What do you want from your sex education?

Thursday, April 05, 2012

Vy Truong, a Core youth leader leading a focus group of middle school students.
By Laura Harris

“Where do you go to get information about sex?”

This is the opening question for a presentation on sex education given by ACRJ’s Core youth organizer group. These youth are pushing forward a campaign to inform other young people about Sex Education Justice and find out what their peers think about the sex education they’re currently receiving. As part of their Youth Participatory Action Research (YPAR), they’ve developed a presentation, focus group guide, and survey. This past month, they’ve presented and led focus groups at many schools and youth organizations in Oakland.

I’m a grad student in UC Berkeley’s school of public health. Seeing this YPAR process to unfold has been an honor and a pleasure – and a great counterpoint to my more theoretical courses! As I watch the youth lead the presentations, it’s hard to choose what I’m most excited about: how despite some initial awkwardness they’re gracefully facilitating a tough conversation, the way they’re forming a safe space for their peers to talk about sex and to think critically about their sex education rights, the fact that all this information is going to get funneled to the Oakland Unified School District school board and other key stakeholders…

“Stand up if your school has taught you the difference between sex and gender.”

Now Core youth leaders are leading a stand-up, sit-down game designed to see what comprehensive sex education topics students are getting information around, and where.. Sex education shouldn’t only teach youth about STIs, it should empower them with knowledge about important questions of sex and gender identity, so that they can better understand their own experiences and the experiences of others, and can feel more comfortable in their own skin. Some participants stand up in response to the question, indicating that they’ve learned about the difference sex and gender. Then one says, “Oh, wait, you mean in school?” and most participants sit down again. Sex education in schools can provide a safe space for youth to learn about these sensitive issues, but sex education curricula often take a narrower, disease and safety-based focus.

A few more rounds of standing up and sitting down, and the conversation moves on to comparing which schools teach which subjects.
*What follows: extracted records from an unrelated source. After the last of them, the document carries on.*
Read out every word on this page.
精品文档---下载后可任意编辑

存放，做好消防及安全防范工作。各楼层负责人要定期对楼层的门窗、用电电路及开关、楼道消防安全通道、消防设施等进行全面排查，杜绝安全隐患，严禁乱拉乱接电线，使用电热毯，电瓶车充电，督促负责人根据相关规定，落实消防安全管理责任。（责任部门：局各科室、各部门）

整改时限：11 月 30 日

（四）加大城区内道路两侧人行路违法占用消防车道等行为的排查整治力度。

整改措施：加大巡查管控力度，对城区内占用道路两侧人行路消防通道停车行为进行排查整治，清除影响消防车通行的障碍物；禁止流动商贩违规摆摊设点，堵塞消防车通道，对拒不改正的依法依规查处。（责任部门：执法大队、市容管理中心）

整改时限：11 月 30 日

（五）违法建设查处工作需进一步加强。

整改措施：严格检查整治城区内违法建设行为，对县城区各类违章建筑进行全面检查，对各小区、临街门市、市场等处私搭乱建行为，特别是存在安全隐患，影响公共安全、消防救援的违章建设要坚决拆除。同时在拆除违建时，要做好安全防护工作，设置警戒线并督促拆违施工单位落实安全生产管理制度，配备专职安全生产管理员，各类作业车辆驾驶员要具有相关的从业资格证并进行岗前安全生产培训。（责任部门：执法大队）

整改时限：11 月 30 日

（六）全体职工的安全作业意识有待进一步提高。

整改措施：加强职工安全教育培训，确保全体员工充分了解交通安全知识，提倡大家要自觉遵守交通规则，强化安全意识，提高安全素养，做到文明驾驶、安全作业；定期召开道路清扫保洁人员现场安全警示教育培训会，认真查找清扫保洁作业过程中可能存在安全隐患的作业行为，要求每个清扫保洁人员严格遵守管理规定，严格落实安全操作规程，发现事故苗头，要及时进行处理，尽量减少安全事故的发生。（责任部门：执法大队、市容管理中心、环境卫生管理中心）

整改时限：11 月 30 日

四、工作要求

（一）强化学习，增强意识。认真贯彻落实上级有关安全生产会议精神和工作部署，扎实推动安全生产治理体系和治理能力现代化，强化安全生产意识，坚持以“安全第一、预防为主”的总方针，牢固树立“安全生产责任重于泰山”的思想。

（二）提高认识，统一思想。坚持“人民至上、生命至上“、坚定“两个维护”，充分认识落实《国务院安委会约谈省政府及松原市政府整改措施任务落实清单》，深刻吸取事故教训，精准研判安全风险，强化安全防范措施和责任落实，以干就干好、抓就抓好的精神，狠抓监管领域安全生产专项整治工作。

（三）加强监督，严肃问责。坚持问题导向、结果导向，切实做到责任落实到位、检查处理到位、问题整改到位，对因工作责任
The participants are getting more comfortable with each other – they’re ready to talk about how they feel about their current sex education and any changes they’d like to see.

The focus group discussion is wide ranging. It’s encouraging to see everyone in the group making efforts to articulate what sex education means to them, what they’d like to be learning, and why. To paraphrase one participant: we need to learn about sex in a way that’s relevant for LGBTQ folks, for all races, because what we don’t know about we fear. What we don’t understand, we hate. We need to learn so that we can feel comfortable with one another and accept each other.

That sounds like a great lesson to me.


Laura Harris is a graduate student at UC Berkeley, in the school of public health and has been supporting ACRJ's youth participatory action research.